Calculating GDP is an inexact science with a lot of room for error and disagreement. For the sake of consistency, throughout this letter I’ll use GDP per capita figures from the Penn World Table, adjusted for inflation to 2005 dollars. And for the sake of simplicity, I’ll call it “income per person.”
Years later, I would see this disparity myself when I traveled. Melinda and I visited Mexico City in 1987 and were surprised by the poverty we witnessed. There was no running water in most homes, so we saw people trekking long distances by bike or on foot to fill up water jugs. It reminded us of scenes we had seen in rural Africa. The guy who ran Microsoft’s Mexico City office would send his kids back to the United States for checkups to make sure the smog wasn’t making them sick.
Today, the city is mind-blowingly different. Its air is as clean as Los Angeles’ (which isn’t great, but certainly an improvement from 1987). There are high-rise buildings, new roads, and modern bridges. There are still slums and pockets of poverty, but by and large when I visit there now I think, “Wow, most people who live here are middle-class. What a miracle.”
The global picture of poverty has been completely redrawn in my lifetime. Per-person incomes in Turkey and Chile are where the United States level was in 1960. Malaysia is nearly there, as is Gabon. And that no-man’s-land between rich and poor countries has been filled in by China, India, Brazil, and others. Since 1960, China’s real income per person has gone up eightfold. India’s has quadrupled, Brazil’s has almost quintupled, and the small country of Botswana, with shrewd management of its mineral resources, has seen a thirty-fold increase.
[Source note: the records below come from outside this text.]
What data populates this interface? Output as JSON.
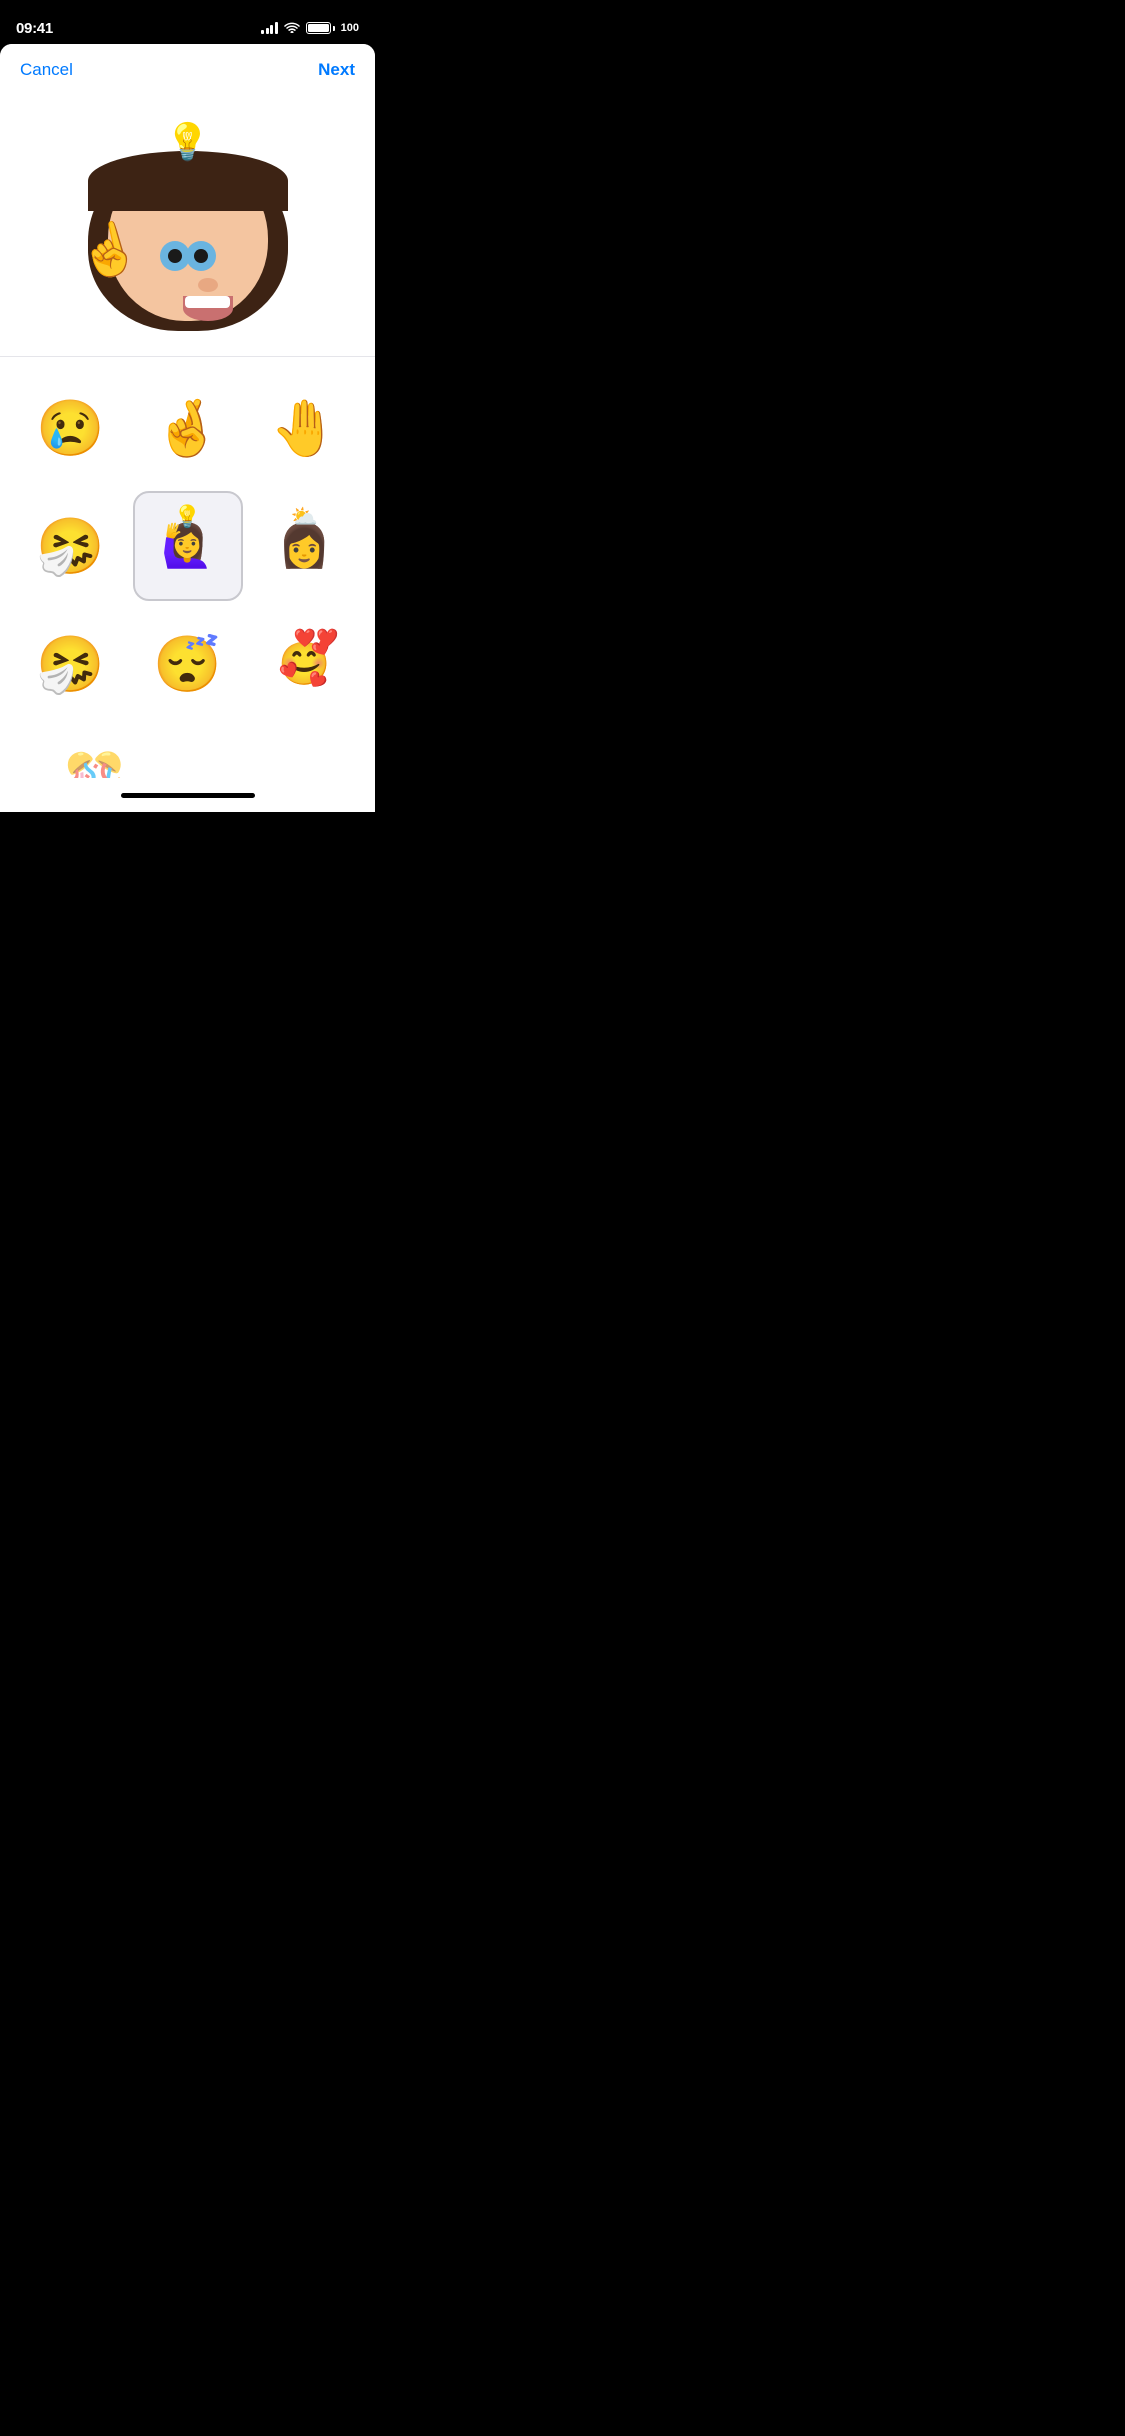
{
  "statusBar": {
    "time": "09:41",
    "batteryLevel": "100",
    "batteryText": "100"
  },
  "navigation": {
    "cancelLabel": "Cancel",
    "nextLabel": "Next"
  },
  "preview": {
    "memoji": "💡🙋‍♀️"
  },
  "stickers": [
    {
      "id": 1,
      "emoji": "😢",
      "overlay": "",
      "description": "crying memoji",
      "selected": false
    },
    {
      "id": 2,
      "emoji": "🤞",
      "overlay": "",
      "description": "fingers crossed memoji",
      "selected": false
    },
    {
      "id": 3,
      "emoji": "🤚",
      "overlay": "",
      "description": "stop hand memoji",
      "selected": false
    },
    {
      "id": 4,
      "emoji": "🤧",
      "overlay": "",
      "description": "sneezing memoji",
      "selected": false
    },
    {
      "id": 5,
      "emoji": "💡",
      "overlay": "💡",
      "description": "lightbulb idea memoji",
      "selected": true
    },
    {
      "id": 6,
      "emoji": "⛅",
      "overlay": "☁️",
      "description": "cloud memoji",
      "selected": false
    },
    {
      "id": 7,
      "emoji": "🤧",
      "overlay": "",
      "description": "blowing nose memoji",
      "selected": false
    },
    {
      "id": 8,
      "emoji": "😴",
      "overlay": "",
      "description": "sleeping memoji",
      "selected": false
    },
    {
      "id": 9,
      "emoji": "🥰",
      "overlay": "❤️",
      "description": "love memoji",
      "selected": false
    },
    {
      "id": 10,
      "emoji": "🎉",
      "overlay": "",
      "description": "party memoji partial",
      "selected": false
    }
  ],
  "homeIndicator": {
    "visible": true
  }
}
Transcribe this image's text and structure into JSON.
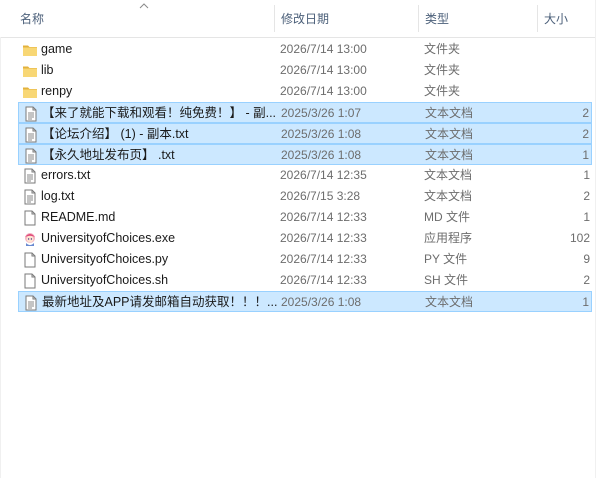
{
  "columns": {
    "name": "名称",
    "date": "修改日期",
    "type": "类型",
    "size": "大小"
  },
  "colors": {
    "folder": "#f8d775",
    "folder_dark": "#e3b23c",
    "selection_bg": "#cce8ff",
    "selection_border": "#99d1ff",
    "header_text": "#4c607a"
  },
  "files": [
    {
      "name": "game",
      "date": "2026/7/14 13:00",
      "type": "文件夹",
      "size": "",
      "icon": "folder-icon",
      "selected": false
    },
    {
      "name": "lib",
      "date": "2026/7/14 13:00",
      "type": "文件夹",
      "size": "",
      "icon": "folder-icon",
      "selected": false
    },
    {
      "name": "renpy",
      "date": "2026/7/14 13:00",
      "type": "文件夹",
      "size": "",
      "icon": "folder-icon",
      "selected": false
    },
    {
      "name": "【来了就能下载和观看！纯免费！】 - 副...",
      "date": "2025/3/26 1:07",
      "type": "文本文档",
      "size": "2",
      "icon": "text-file-icon",
      "selected": true
    },
    {
      "name": "【论坛介绍】 (1) - 副本.txt",
      "date": "2025/3/26 1:08",
      "type": "文本文档",
      "size": "2",
      "icon": "text-file-icon",
      "selected": true
    },
    {
      "name": "【永久地址发布页】 .txt",
      "date": "2025/3/26 1:08",
      "type": "文本文档",
      "size": "1",
      "icon": "text-file-icon",
      "selected": true
    },
    {
      "name": "errors.txt",
      "date": "2026/7/14 12:35",
      "type": "文本文档",
      "size": "1",
      "icon": "text-file-icon",
      "selected": false
    },
    {
      "name": "log.txt",
      "date": "2026/7/15 3:28",
      "type": "文本文档",
      "size": "2",
      "icon": "text-file-icon",
      "selected": false
    },
    {
      "name": "README.md",
      "date": "2026/7/14 12:33",
      "type": "MD 文件",
      "size": "1",
      "icon": "blank-file-icon",
      "selected": false
    },
    {
      "name": "UniversityofChoices.exe",
      "date": "2026/7/14 12:33",
      "type": "应用程序",
      "size": "102",
      "icon": "app-icon",
      "selected": false
    },
    {
      "name": "UniversityofChoices.py",
      "date": "2026/7/14 12:33",
      "type": "PY 文件",
      "size": "9",
      "icon": "blank-file-icon",
      "selected": false
    },
    {
      "name": "UniversityofChoices.sh",
      "date": "2026/7/14 12:33",
      "type": "SH 文件",
      "size": "2",
      "icon": "blank-file-icon",
      "selected": false
    },
    {
      "name": "最新地址及APP请发邮箱自动获取！！！...",
      "date": "2025/3/26 1:08",
      "type": "文本文档",
      "size": "1",
      "icon": "text-file-icon",
      "selected": true
    }
  ]
}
There is a class of nations in the middle that barely existed 50 years ago, and it includes more than half of the world’s population.
Here’s another way to see the transition: by counting people instead of countries.
So the easiest way to respond to the myth that poor countries are doomed to stay poor is to point to one fact: They haven’t stayed poor. Many—though by no means all—of the countries we used to call poor now have thriving economies. And the percentage of very poor people has dropped by more than half since 1990.
That still leaves more than one billion people in extreme poverty, so it’s not time to celebrate. But it is fair to say that the world has changed so much that the terms “developing countries” and “developed countries” have outlived their usefulness.
Any category that lumps China and the Democratic Republic of Congo together confuses more than it clarifies. Some so-called developing countries have come so far that it’s fair to say they have developed. A handful of failed states are hardly developing at all. Most countries are somewhere in the middle. That’s why it’s more instructive to think about countries as low-, middle-, or high-income. (Some experts even divide middle-income into two sub-categories: lower-middle and upper-middle.)